Director/Screenplay – Michel Hazanavicius, Based on the Film One Cut of the Dead Written by Shinichiro Ueda, Producers – Brahm Chiqua, Alain de la Mata, Noemie Devide, Michel Hazanavicius, Vincent Maraval & John Penotti, Photography – Jonathan Ricquebourg, Music – Alexandre Desplat, Visual Effects – Digital District (Supervisor – Philippe ‘Falap’ Aubry), Makeup Effects – Denis Gastou & Jean-Christophe Spadaccini, Production Design – Joan Le Boru. Production Company – Getaway Films/La Classe Americaine/France 2 Cinema/Gaga Corporation/Pan-Europienne Distribution/Alcatraz Films/Sofitvcine 9/Canal+/Cine+/France Televisions/Le Region Ile-de-France/Le Centre National du Cinema et de l’Image Animee.
Film director Higurashi Higurasai is making a zombie film. Things are going wrong where it appears that the Blood Curse has been invoked, causing crew members to be turned into zombies. However, this is actually a film that has been shot all in a single take by Remi Bouillon for the Japanese tv station Channel Z. On the day of shooting, a series of ongoing disasters on set with drunken actors and technical problems ended up feeding into the final product.
The Japanese One Cut of the Dead (2017) was one the freshest takes on the overworked genre of the Zombie Film in recent years. The central conceit of the film was that we started out watching what looked like a crappy low-budget zombie film that was being shot all in one unbroken take. After the 37 minute mark, the film did a switch to straight dramatic telling, becoming a comedy of errors showing the chaos behind the scenes and how this led to the final product. Most of those involved returned for a sequel One Cut of the Dead in Hollywood (2019), along with One Cut of the Dead: Mission Remote (2020), a special made during the pandemic
This is a French remake of the first film. It was conducted by Michel Hazanavicius, who gained international plaudits and won the Academy Award for Best Director, along with a host of other awards, for The Artist (2012), a film made as a mimicry of a silent movie. Before that, Hazanavicius had made a couple of parody revivals of the French spy movie series OSS117 and subsequently went on to make The Search (2014) and Redoubtable (2017).

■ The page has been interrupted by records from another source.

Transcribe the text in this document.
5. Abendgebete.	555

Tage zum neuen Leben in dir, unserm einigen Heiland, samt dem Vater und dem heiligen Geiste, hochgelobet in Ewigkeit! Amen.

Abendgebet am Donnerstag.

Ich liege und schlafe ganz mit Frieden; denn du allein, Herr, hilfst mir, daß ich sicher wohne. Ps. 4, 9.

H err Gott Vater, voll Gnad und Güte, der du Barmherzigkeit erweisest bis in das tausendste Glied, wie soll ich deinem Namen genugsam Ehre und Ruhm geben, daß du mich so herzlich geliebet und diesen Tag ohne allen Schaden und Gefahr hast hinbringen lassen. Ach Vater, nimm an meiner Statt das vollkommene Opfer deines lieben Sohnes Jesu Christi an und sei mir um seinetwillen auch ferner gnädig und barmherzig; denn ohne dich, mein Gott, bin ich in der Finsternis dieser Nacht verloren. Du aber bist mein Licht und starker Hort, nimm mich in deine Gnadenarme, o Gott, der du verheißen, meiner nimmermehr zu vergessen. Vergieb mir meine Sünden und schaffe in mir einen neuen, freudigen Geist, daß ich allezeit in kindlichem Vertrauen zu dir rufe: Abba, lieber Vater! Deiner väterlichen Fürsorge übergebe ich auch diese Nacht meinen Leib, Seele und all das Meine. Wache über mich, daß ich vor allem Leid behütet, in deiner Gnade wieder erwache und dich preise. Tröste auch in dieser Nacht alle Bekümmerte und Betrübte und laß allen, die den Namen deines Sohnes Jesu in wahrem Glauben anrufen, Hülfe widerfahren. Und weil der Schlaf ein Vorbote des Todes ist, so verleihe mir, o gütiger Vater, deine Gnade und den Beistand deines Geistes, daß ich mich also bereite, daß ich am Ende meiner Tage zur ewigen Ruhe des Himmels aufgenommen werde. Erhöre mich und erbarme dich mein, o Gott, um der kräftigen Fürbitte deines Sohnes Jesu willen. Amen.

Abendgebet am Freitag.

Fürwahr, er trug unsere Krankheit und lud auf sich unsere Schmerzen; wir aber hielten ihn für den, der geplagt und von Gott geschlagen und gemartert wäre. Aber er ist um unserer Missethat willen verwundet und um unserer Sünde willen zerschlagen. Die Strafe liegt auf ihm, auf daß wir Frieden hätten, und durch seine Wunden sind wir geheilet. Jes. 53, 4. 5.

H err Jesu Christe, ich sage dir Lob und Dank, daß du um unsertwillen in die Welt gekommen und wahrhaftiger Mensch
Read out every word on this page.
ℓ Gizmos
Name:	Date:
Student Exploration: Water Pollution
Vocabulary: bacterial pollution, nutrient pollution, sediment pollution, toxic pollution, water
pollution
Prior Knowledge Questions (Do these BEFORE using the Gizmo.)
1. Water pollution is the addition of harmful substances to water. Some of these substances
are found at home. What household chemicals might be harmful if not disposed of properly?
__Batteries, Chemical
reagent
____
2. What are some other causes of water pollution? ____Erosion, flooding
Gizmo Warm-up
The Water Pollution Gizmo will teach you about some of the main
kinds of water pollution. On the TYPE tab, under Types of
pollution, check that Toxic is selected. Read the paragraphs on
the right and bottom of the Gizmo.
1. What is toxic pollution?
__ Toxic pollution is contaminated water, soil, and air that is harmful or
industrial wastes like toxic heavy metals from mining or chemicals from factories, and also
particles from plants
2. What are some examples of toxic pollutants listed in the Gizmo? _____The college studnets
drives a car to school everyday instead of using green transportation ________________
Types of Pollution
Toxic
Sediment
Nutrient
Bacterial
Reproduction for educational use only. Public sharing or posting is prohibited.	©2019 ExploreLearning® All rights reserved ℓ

With Final Cut, Michel Hazanavicius has simply remade the original in French. There are a number of direct continuity connections to the original with talk of this version being based on the Japanese fim, plus an appearance from Yoshiko Takehara as the wizened, dwarf producer. The oddity that becomes apparent throughout is that Hazanavicius has closely remade the Japanese version beat for beat.
All of the elements of the original are there – the drunken crew member vomiting and having to be propped up, the diarrhoeic actor, the director’s wife who wades into combat with her martial arts (which are now rewritten as Krav Maga), the dropped equipment or scenes where people have to improvise, and the end with the human pyramid zoom shot. The similarities are there right down to the French cast all playing characters that have Japanese names and are similarly outfitted, including Romain Duris wearing an identical Hawaiian shirt to the one that Takayuki Hamatsu wore in the original. About the only parts I don’t remember being in the original is any equivalent of musician Jean-Pascal Zadi playing a live soundtrack.
All of that said, I don’t think I can’t think of any other Remake in recent memory that follows the original so closely and completely misses all of what made the original so enjoyable. Hazanavicius replicates the zombie film scenes but here they are shot with too much of a professional polish that the joke of being on the set of a crappy low-budget zombie film gets lost. This film runs fifteen minutes longer overall than the Japanese original. You would have thought that maybe this extra running time might have been used to add or extend the jokes but it isn’t. The film-outside-the-film scenes here have slightly more given over to the director trying to connect with his daughter (played by Michel Hazanavicius’s own daughter Simone) but that is it.
What we instead get in the film-outside-the-film scenes is lots of running around but little that is funny. In the original, it became immediately apparent that we were seeing a film about what really went on behind the scenes and the fun became in watching the increasing absurdity as mishap piled on mishap. Here the joke of “this is what really went on” is only sporadically apparent – it leaves me wondering how much of the joke would be gotten by someone coming in to view the film without an awareness of the original. It just seems too schematic and laborious a replication of a joke without the energy and wit of the original. In other words, yet another case of a joke that fails through being told a second time.